Mar – May 2023 Film Calendar

6

Sambizanga Born in rural France to parents of West Indian and French descent, Sarah Maldoror (1929–2020), like Varda, was 90 when she passed. After working as assistant director on The Battle of Algiers (1966), Maldoror would imbue the same radical spirit as Pontecorvo’s film in her adaptation of José Luandino Vieira’s novella about the events preceding the armed struggle against Portuguese rule in Angola as told through the eyes of Maria, a dock worker’s wife who travels on foot to beg for her husband’s release after his labor organizing efforts lead to his arrest. DIRECTED BY: Sarah Maldoror. WRITTEN BY: Sarah Maldoror, Mário de Andrade, Maurice Pons. WITH: Elisa Andrade, Domingos de Oliveira, Jean M’Vondo, 1972. 102 min. Angola/France. Color. Portuguese. DCP.

Madame X: An Absolute Ruler

Madame X: An Absolute Ruler Sat, Apr 8 | 2pm | TMT

Throughout her over fifty-year career, German surrealist filmmaker Ulrike Ottinger (b. 1942) has forged a new and entirely unique cinematic language for fiction filmmaking.
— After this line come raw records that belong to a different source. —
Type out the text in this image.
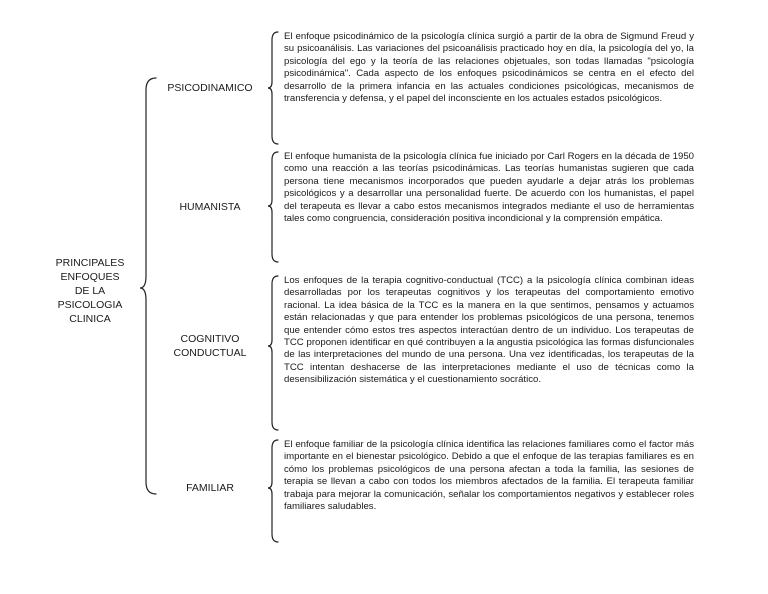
PRINCIPALES
ENFOQUES
DE LA
PSICOLOGIA
CLINICA
PSICODINAMICO
El enfoque psicodinámico de la psicología clínica surgió a partir de la obra de Sigmund Freud y su psicoanálisis. Las variaciones del psicoanálisis practicado hoy en día, la psicología del yo, la psicología del ego y la teoría de las relaciones objetuales, son todas llamadas "psicología psicodinámica". Cada aspecto de los enfoques psicodinámicos se centra en el efecto del desarrollo de la primera infancia en las actuales condiciones psicológicas, mecanismos de transferencia y defensa, y el papel del inconsciente en los actuales estados psicológicos.
HUMANISTA
El enfoque humanista de la psicología clínica fue iniciado por Carl Rogers en la década de 1950 como una reacción a las teorías psicodinámicas. Las teorías humanistas sugieren que cada persona tiene mecanismos incorporados que pueden ayudarle a dejar atrás los problemas psicológicos y a desarrollar una personalidad fuerte. De acuerdo con los humanistas, el papel del terapeuta es llevar a cabo estos mecanismos integrados mediante el uso de herramientas tales como congruencia, consideración positiva incondicional y la comprensión empática.
COGNITIVO
CONDUCTUAL
Los enfoques de la terapia cognitivo-conductual (TCC) a la psicología clínica combinan ideas desarrolladas por los terapeutas cognitivos y los terapeutas del comportamiento emotivo racional. La idea básica de la TCC es la manera en la que sentimos, pensamos y actuamos están relacionadas y que para entender los problemas psicológicos de una persona, tenemos que entender cómo estos tres aspectos interactúan dentro de un individuo. Los terapeutas de TCC proponen identificar en qué contribuyen a la angustia psicológica las formas disfuncionales de las interpretaciones del mundo de una persona. Una vez identificadas, los terapeutas de la TCC intentan deshacerse de las interpretaciones mediante el uso de técnicas como la desensibilización sistemática y el cuestionamiento socrático.
FAMILIAR
El enfoque familiar de la psicología clínica identifica las relaciones familiares como el factor más importante en el bienestar psicológico. Debido a que el enfoque de las terapias familiares es en cómo los problemas psicológicos de una persona afectan a toda la familia, las sesiones de terapia se llevan a cabo con todos los miembros afectados de la familia. El terapeuta familiar trabaja para mejorar la comunicación, señalar los comportamientos negativos y establecer roles familiares saludables.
With her unconventional and wildly imaginative approach to form, performance, and visual style evident from her debut feature Madame X: An Absolute Ruler , Ottinger breaks open the traditionally male-led swashbuckling genre and produces a spectacular lesbian pirate film set on the ship Orlando , a nod to the titular protagonist of Virginia Woolf’s gender-bending novel. Ottinger, who herself has always identified as a lesbian, paces out a cathartic, singular journey for the creative, vibrant women who accompany this transformative voyage. DIRECTED BY: Ulrike Ottinger, Tabea Blumenschein. WRITTEN BY: Ulrike Ottinger. WITH: Tabea Blumenschein. 1977. 137 min. West Germany. Color. German. DCP.

Hester Street

Diary of an African Nun with Hester Street Sun, Mar 26 | 2pm | TMT Diary of an African Nun

Based on a short story by Pulitzer Prize–winning author Alice Walker, Julie Dash’s (b. 1952) student film, made while attending UCLA’s MFA program during the groundbreaking L.A. Rebellion period—which saw a massive surge in films made by Black students at the university—explores the interior, spiritual life of a young Black nun in Uganda as she interrogates her devotion to Catholicism. DIRECTED BY: Julie Dash. WITH: Barbara O. Jones, Barbara Young, Makimi Price, Ron Flagge. 1977. 13 min. USA. B&W. 16mm. Hester Street Set in the Jewish community of Manhattan’s Lower East Side in 1896, Joan Micklin Silver’s (1935–2020) debut feature is told through Eastern European immigrant Gitl (Carol Kane) as she grapples with maintaining her personal agency within the traditions of her Jewish faith. For Silver, a daughter of Russian Jewish immigrants, Hester Street was a personal story, which she adapted herself from Abraham Cahan’s novella Yekl: A Tale of the New York Ghetto . A universal narrative about acceptance and identity, Hester Street garnered Kane an Oscar nomination for her performance, and the film was added to the National Film Registry in 2011. DIRECTED/WRITTEN BY: Joan Micklin Silver. WITH: Steven Keats, Carol Kane, Mel Howard, Dorrie Kavanaug. 1975. 90 min. USA. B&W. Yiddish, English. 4K DCP. Hester Street was restored in 4K from the original 35mm negative by Cohen Film Collection at DuArt Media Services in New York. Color grading was approved by Marisa Silver.